Monday's highlight was easily Roy Keane's candid dissection of his relationship with Sir Alex Ferguson. Have you ever, ever in your life, heard a more Roy Keane sentence than "This idea of having a cup of tea and a biscuit in the canteen upstairs? Not for me." Have you ever heard a more Roy Keane sentence than "I know he [Sir Alex Ferguson] was critical of me at the end almost saying that I was running the dressing room but... I was! Senior players run the dressing room." Have you ever, EVER heard a more Roy Keane sentence than "Giggsy would be there and Gary and we'd be discussing all sorts as senior players. And I'm talking about trivial stuff like the player's pool, Christmas functions, tickets for matches." It really has been a long-term desire of mine to listen to Roy Keane dismiss Christmas as trivial. Only now do I think I understand the man.

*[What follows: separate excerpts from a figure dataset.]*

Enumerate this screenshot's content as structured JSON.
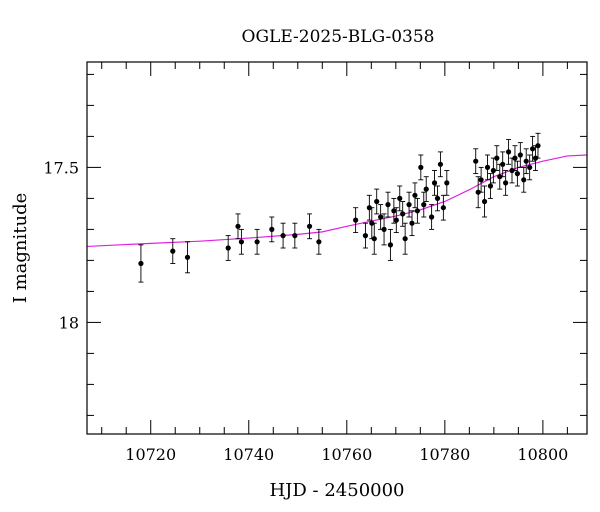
{
  "chart_data": {
    "type": "scatter",
    "title": "OGLE-2025-BLG-0358",
    "xlabel": "HJD - 2450000",
    "ylabel": "I magnitude",
    "xlim": [
      10707,
      10809
    ],
    "ylim": [
      18.36,
      17.16
    ],
    "y_inverted": true,
    "grid": false,
    "x_major_ticks": [
      10720,
      10740,
      10760,
      10780,
      10800
    ],
    "x_minor_step": 5,
    "y_major_ticks": [
      17.5,
      18
    ],
    "y_minor_step": 0.1,
    "x_tick_labels": [
      "10720",
      "10740",
      "10760",
      "10780",
      "10800"
    ],
    "y_tick_labels": [
      "17.5",
      "18"
    ],
    "colors": {
      "points": "#000000",
      "model": "#e020e0",
      "frame": "#000000"
    },
    "series": [
      {
        "kind": "points",
        "x": [
          10718,
          10724.5,
          10727.5,
          10735.8,
          10737.8,
          10738.5,
          10741.7,
          10744.7,
          10747,
          10749.4,
          10752.4,
          10754.3,
          10761.8,
          10763.8,
          10764.6,
          10765.1,
          10765.6,
          10766.1,
          10766.9,
          10767.6,
          10768.4,
          10768.9,
          10769.6,
          10770.1,
          10770.8,
          10771.4,
          10771.9,
          10772.7,
          10773.3,
          10773.9,
          10774.4,
          10775.1,
          10775.7,
          10776.2,
          10777.3,
          10777.9,
          10778.5,
          10779.1,
          10779.7,
          10780.4,
          10786.3,
          10786.8,
          10787.4,
          10788.1,
          10788.7,
          10789.3,
          10789.9,
          10790.6,
          10791.2,
          10791.8,
          10792.4,
          10793,
          10793.7,
          10794.3,
          10794.8,
          10795.4,
          10796.1,
          10796.6,
          10797.3,
          10797.9,
          10798.5,
          10799
        ],
        "y": [
          17.81,
          17.77,
          17.79,
          17.76,
          17.69,
          17.74,
          17.74,
          17.7,
          17.72,
          17.72,
          17.69,
          17.74,
          17.67,
          17.72,
          17.63,
          17.68,
          17.73,
          17.61,
          17.66,
          17.7,
          17.62,
          17.75,
          17.64,
          17.67,
          17.6,
          17.65,
          17.73,
          17.62,
          17.68,
          17.59,
          17.64,
          17.5,
          17.62,
          17.57,
          17.66,
          17.55,
          17.6,
          17.49,
          17.63,
          17.55,
          17.48,
          17.58,
          17.54,
          17.61,
          17.5,
          17.56,
          17.51,
          17.47,
          17.53,
          17.49,
          17.55,
          17.45,
          17.51,
          17.47,
          17.52,
          17.46,
          17.54,
          17.48,
          17.5,
          17.44,
          17.47,
          17.43
        ],
        "yerr": [
          0.06,
          0.04,
          0.05,
          0.04,
          0.04,
          0.04,
          0.04,
          0.04,
          0.04,
          0.04,
          0.04,
          0.04,
          0.04,
          0.04,
          0.04,
          0.05,
          0.05,
          0.04,
          0.04,
          0.05,
          0.04,
          0.05,
          0.04,
          0.04,
          0.04,
          0.04,
          0.05,
          0.04,
          0.04,
          0.04,
          0.04,
          0.04,
          0.04,
          0.04,
          0.04,
          0.04,
          0.04,
          0.04,
          0.04,
          0.04,
          0.04,
          0.05,
          0.04,
          0.05,
          0.04,
          0.04,
          0.04,
          0.04,
          0.04,
          0.04,
          0.04,
          0.04,
          0.04,
          0.04,
          0.04,
          0.04,
          0.04,
          0.04,
          0.04,
          0.04,
          0.04,
          0.04
        ]
      },
      {
        "kind": "model",
        "x": [
          10707,
          10720,
          10730,
          10740,
          10750,
          10755,
          10760,
          10765,
          10770,
          10775,
          10780,
          10785,
          10790,
          10795,
          10800,
          10805,
          10809
        ],
        "y": [
          17.755,
          17.745,
          17.738,
          17.728,
          17.716,
          17.708,
          17.69,
          17.673,
          17.657,
          17.637,
          17.61,
          17.572,
          17.53,
          17.5,
          17.48,
          17.463,
          17.46
        ]
      }
    ]
  }
}
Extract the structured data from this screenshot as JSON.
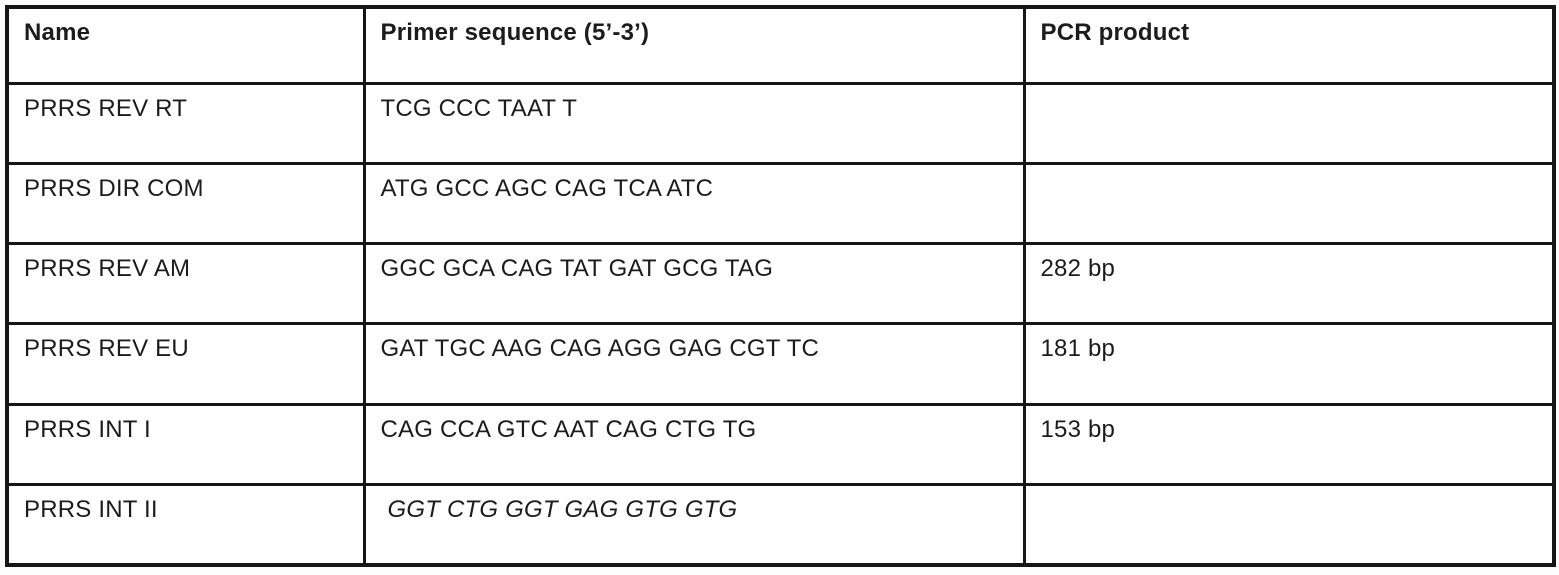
{
  "table": {
    "title": "PCR primer table",
    "colors": {
      "border": "#161616",
      "text": "#1c1c1c",
      "background": "#ffffff"
    },
    "columns": {
      "name": "Name",
      "sequence": "Primer sequence (5’-3’)",
      "pcr_product": "PCR product"
    },
    "rows": [
      {
        "name": "PRRS REV RT",
        "sequence": "TCG CCC TAAT T",
        "pcr_product": "",
        "sequence_style": "normal"
      },
      {
        "name": "PRRS DIR COM",
        "sequence": "ATG GCC AGC CAG TCA ATC",
        "pcr_product": "",
        "sequence_style": "normal"
      },
      {
        "name": "PRRS REV AM",
        "sequence": "GGC GCA CAG TAT GAT GCG TAG",
        "pcr_product": "282 bp",
        "sequence_style": "normal"
      },
      {
        "name": "PRRS REV EU",
        "sequence": "GAT TGC AAG CAG AGG GAG CGT TC",
        "pcr_product": "181 bp",
        "sequence_style": "normal"
      },
      {
        "name": "PRRS INT I",
        "sequence": "CAG CCA GTC AAT CAG CTG TG",
        "pcr_product": "153 bp",
        "sequence_style": "normal"
      },
      {
        "name": "PRRS INT II",
        "sequence": "GGT CTG GGT GAG GTG GTG",
        "pcr_product": "",
        "sequence_style": "italic"
      }
    ]
  }
}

It's hard to say whether Sky has really nailed the formula yet (The Debate, for instance, is still a mess), or indeed whether they have taken this particular formula as far as it can go with the respective coups of Mourinho and Keane on their Premier League coverage. It's hard to think of anything beyond simultaneously adding Arsène Wenger, Sir Alex and a fire-chainsaw juggler to the studio that would be an immediate improvement. They are draws in and of themselves, regardless of the football. I guess that's the point. Through the sheer force of personality that Mourinho has, and Keane has, and Carragher has, and Neville has, and Souness - sigh, I'm sighing - does kinda have, they can make the rehashed narratives of Manchester United's and Arsenal's ongoing existential crisis (unbearably dull by this point), if not completely fascinating, at least entertaining enough that you linger over the remote on a cold, wet Monday night and hold off going to bed that bit longer just to listen to an excitable man and a gruff man sit a few feet apart and tell you a story from their past which you remember seeing play out 'LIVE, ON SKY' only too well.